Talk to him about it and tell him that mommy and daddy can't sleep with him all the time. But that you will cuddle with him maybe to read a book or two and then lights out. Maybe the first week, tell him you'll stay in the room with him after you've cuddled and read the book(s), then stay in the room until he falls asleep.
Then the next week, tell him you'll be just outside the door and do just that until he falls asleep. And then slowly start to leave right after he has had his cuddle time and book time. He'll soon learn to be a "big boy" and not sleep with mommy or daddy, unless he has a nightmare.

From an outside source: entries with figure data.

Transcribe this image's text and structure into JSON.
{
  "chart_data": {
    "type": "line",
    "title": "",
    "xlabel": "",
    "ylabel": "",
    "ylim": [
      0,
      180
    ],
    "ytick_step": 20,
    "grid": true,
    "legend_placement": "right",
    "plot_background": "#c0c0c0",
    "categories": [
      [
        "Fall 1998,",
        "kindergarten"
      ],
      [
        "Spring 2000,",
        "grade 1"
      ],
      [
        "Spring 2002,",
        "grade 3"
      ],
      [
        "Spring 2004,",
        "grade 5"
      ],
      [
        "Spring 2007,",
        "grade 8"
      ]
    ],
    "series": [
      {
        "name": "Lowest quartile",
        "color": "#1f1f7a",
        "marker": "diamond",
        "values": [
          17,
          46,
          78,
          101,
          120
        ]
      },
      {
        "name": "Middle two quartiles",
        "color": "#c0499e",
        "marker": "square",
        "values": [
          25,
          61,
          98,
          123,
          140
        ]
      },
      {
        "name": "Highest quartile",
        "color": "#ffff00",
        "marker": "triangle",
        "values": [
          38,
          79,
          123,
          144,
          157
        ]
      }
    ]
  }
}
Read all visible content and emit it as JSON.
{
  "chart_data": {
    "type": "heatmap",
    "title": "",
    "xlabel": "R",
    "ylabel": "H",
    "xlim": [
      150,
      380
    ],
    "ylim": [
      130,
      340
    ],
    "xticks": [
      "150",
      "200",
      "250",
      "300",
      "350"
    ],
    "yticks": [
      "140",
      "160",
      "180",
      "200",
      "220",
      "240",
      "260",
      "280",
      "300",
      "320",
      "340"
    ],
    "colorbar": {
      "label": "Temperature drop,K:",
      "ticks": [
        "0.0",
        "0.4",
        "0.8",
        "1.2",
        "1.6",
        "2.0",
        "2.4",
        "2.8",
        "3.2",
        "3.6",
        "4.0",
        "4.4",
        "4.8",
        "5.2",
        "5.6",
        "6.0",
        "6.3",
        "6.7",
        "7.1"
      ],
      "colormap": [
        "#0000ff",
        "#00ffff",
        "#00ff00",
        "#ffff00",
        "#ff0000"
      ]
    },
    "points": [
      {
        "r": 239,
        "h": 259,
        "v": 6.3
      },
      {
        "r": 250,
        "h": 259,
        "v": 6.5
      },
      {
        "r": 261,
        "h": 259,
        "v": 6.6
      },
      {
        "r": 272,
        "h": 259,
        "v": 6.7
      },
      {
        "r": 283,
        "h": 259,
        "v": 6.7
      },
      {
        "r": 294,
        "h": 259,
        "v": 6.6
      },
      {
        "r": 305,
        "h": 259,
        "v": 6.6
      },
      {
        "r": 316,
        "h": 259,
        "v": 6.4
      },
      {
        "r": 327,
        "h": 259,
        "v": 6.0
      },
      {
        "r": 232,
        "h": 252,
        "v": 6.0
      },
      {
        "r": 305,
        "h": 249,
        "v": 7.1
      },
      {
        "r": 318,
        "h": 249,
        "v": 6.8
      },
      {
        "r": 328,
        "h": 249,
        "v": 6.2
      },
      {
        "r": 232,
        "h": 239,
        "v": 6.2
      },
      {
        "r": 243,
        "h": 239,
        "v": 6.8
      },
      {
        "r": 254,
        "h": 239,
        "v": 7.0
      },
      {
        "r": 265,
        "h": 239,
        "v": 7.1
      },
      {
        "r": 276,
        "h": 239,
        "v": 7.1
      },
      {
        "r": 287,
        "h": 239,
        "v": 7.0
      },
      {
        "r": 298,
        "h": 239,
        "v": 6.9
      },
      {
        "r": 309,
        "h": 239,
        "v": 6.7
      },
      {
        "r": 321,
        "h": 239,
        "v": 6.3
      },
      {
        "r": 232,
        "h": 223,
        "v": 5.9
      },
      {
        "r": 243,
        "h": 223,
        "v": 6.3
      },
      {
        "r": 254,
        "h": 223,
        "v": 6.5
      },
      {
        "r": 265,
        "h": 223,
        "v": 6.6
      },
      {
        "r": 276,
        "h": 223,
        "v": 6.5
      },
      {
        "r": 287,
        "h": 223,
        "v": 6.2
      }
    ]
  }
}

Assure him that you will not be far, but that it is time for him to sleep. And that he can always come to you if he has a bad dream or is scared. Putting on some soothing music, or having him cuddle with a stuffed animal could help too (they have these stuffed animals from Leap Pad- Baby Tad was the one we had when my son was young- they play music at intervals set by you and are both a play toy and a soft cuddling soothing thing for nighttime. It worked wonders for my son. I think the ones they have now is Scout and I think you can even program your voice in there for him. So, I think you can even record a lullaby that you're singing, so that your son still hears your voice.
Some parents try the "cry it out" rule. If you're up for that, try it. I tried it a couple of times with my son, but just couldn't do it. The cuddling, soothing music and extended nighttime routine is what worked best for us.
Good luck. Just be strong and stick to it as you're working on it. It will be hard at first, but will work in the long run.
Abii - posted on 07/09/2012
thank you vikki, it only really happends after he comes back from his fathers ( he doesnt see him very oftern)
i will try what you have said, he goes to sleep on his own but wakes up in the night for us.
he has a dummy and a teddy. i dont like letting him cry because my 9month out son is in the same room and dont want him to be up to.